Add AI Acceleration with This Tiny Coprocessor
What you’ll learn:
· How to add artificial intelligence acceleration to a host microcontroller.
· How to add always-listening keyword detection using less than 100 mW.
Artificial-intelligence (AI) developers are improving performance of AI and machine-learning (ML) models through a range of techniques like DeepSeek. Addressing model sparsity is one of these methods. While much of this focus is on high-end, cloud-based solutions, it’s equally applicable to low-power embedded solutions.
I recently talked with Sam Fok, CEO at Femtosense, about how sparsity and other techniques (Fig. 1) enable them to provide very low-power hardware for AI edge computing. Sparse matrices are common in machine-learning models since these weights are zero or close to it.

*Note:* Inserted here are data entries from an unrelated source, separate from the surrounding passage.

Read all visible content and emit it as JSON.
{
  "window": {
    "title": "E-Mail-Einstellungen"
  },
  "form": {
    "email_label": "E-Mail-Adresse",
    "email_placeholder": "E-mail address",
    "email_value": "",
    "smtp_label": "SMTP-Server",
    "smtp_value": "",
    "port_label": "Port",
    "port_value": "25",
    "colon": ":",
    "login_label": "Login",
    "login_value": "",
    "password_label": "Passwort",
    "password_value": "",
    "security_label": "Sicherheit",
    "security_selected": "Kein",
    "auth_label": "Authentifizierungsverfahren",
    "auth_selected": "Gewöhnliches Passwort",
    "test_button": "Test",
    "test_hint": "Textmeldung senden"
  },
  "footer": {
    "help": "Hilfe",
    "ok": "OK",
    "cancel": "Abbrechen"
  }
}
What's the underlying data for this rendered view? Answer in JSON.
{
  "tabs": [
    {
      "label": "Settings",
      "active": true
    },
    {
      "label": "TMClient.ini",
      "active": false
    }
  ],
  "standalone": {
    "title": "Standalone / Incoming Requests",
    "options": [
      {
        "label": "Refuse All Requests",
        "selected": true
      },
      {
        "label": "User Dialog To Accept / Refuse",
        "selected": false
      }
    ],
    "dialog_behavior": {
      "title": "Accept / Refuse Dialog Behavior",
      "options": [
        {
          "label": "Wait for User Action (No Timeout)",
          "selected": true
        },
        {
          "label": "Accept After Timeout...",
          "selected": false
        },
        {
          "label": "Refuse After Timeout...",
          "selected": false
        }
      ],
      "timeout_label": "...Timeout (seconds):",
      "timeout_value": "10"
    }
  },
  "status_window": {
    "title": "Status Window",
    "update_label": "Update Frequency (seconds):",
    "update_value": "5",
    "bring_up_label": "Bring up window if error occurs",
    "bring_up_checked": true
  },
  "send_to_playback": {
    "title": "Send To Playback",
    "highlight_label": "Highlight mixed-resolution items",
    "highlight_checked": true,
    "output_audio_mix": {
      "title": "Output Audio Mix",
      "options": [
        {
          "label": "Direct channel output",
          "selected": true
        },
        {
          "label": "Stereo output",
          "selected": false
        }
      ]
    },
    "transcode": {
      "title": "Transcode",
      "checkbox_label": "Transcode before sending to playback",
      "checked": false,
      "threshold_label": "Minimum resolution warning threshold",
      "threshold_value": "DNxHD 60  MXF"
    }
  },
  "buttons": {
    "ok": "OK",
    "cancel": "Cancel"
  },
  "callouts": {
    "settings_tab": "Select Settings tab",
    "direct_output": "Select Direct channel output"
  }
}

Eliminating the need to perform arithmetic operations can reduce overhead by a factor of 100 or more.
Femtosense’s hardware is based on a sparse processing unit (SPU). This neural processing unit (NPU) is optimized to handle sparse data often consuming under 1 mW. The SPU-001 (Fig. 2) utilizes an SPI interface to connect to a host processor. The evaluation board contains an SPU-001 and plugs into a PMOD connector found on many processor evaluation boards. Femtosense has a single-chip solution: the AI-ADAM100 incorporates a Cortex-M0+ core and an SPU.

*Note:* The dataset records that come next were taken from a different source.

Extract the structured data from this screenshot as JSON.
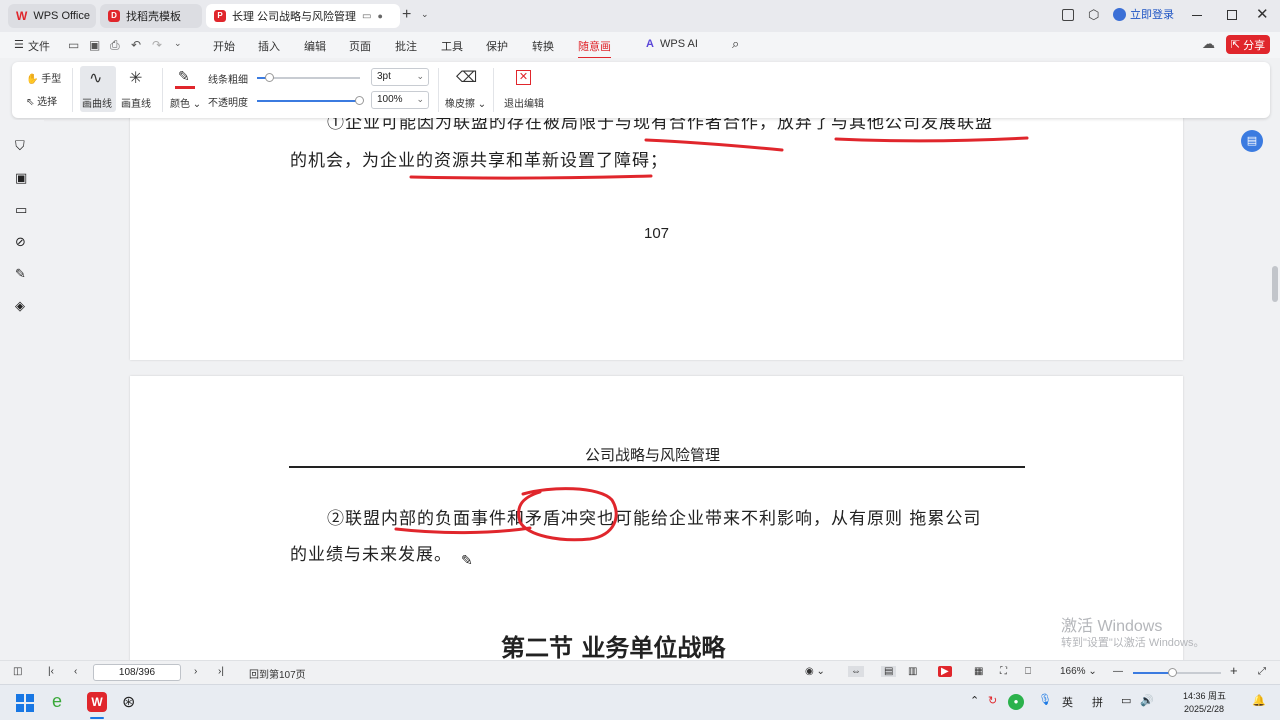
{
  "tabs": [
    {
      "label": "WPS Office"
    },
    {
      "label": "找稻壳模板"
    },
    {
      "label": "长理    公司战略与风险管理教"
    }
  ],
  "titlebar": {
    "login_label": "立即登录"
  },
  "menu": {
    "file": "文件",
    "items": [
      "开始",
      "插入",
      "编辑",
      "页面",
      "批注",
      "工具",
      "保护",
      "转换",
      "随意画"
    ],
    "ai": "WPS AI",
    "share": "分享"
  },
  "ribbon": {
    "hand": "手型",
    "select": "选择",
    "curve": "画曲线",
    "line": "画直线",
    "color": "颜色",
    "stroke_label": "线条粗细",
    "stroke_value": "3pt",
    "stroke_level": 0.13,
    "opacity_label": "不透明度",
    "opacity_value": "100%",
    "opacity_level": 1.0,
    "eraser": "橡皮擦",
    "exit": "退出编辑",
    "accent_color": "#e0262c"
  },
  "document": {
    "page1_line1": "①企业可能因为联盟的存在被局限于与现有合作者合作，放弃了与其他公司发展联盟",
    "page1_line2": "的机会，为企业的资源共享和革新设置了障碍；",
    "page_number": "107",
    "header_title": "公司战略与风险管理",
    "page2_line1": "②联盟内部的负面事件和矛盾冲突也可能给企业带来不利影响，从有原则 拖累公司",
    "page2_line2": "的业绩与未来发展。",
    "section_title": "第二节  业务单位战略",
    "watermark_title": "激活 Windows",
    "watermark_sub": "转到\"设置\"以激活 Windows。"
  },
  "status": {
    "page_field": "108/396",
    "back_to": "回到第107页",
    "zoom": "166%",
    "zoom_level": 0.45
  },
  "taskbar": {
    "ime1": "英",
    "ime2": "拼",
    "time": "14:36 周五",
    "date": "2025/2/28"
  }
}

The company’s software tools can accept models from popular AI/ML frameworks like PyTorch and TensorFlow. Tools include software simulation that provides information about power requirements, latency, and memory footprint. The SPU-001 includes 1 MB of SRAM.
The SPU can handle a range of applications, but there’s a focus on audio applications such as keyword detection. The low-power requirements make it possible to implement an always-listening mode even when using battery power. Currently, the SPU can be found in some earbud applications.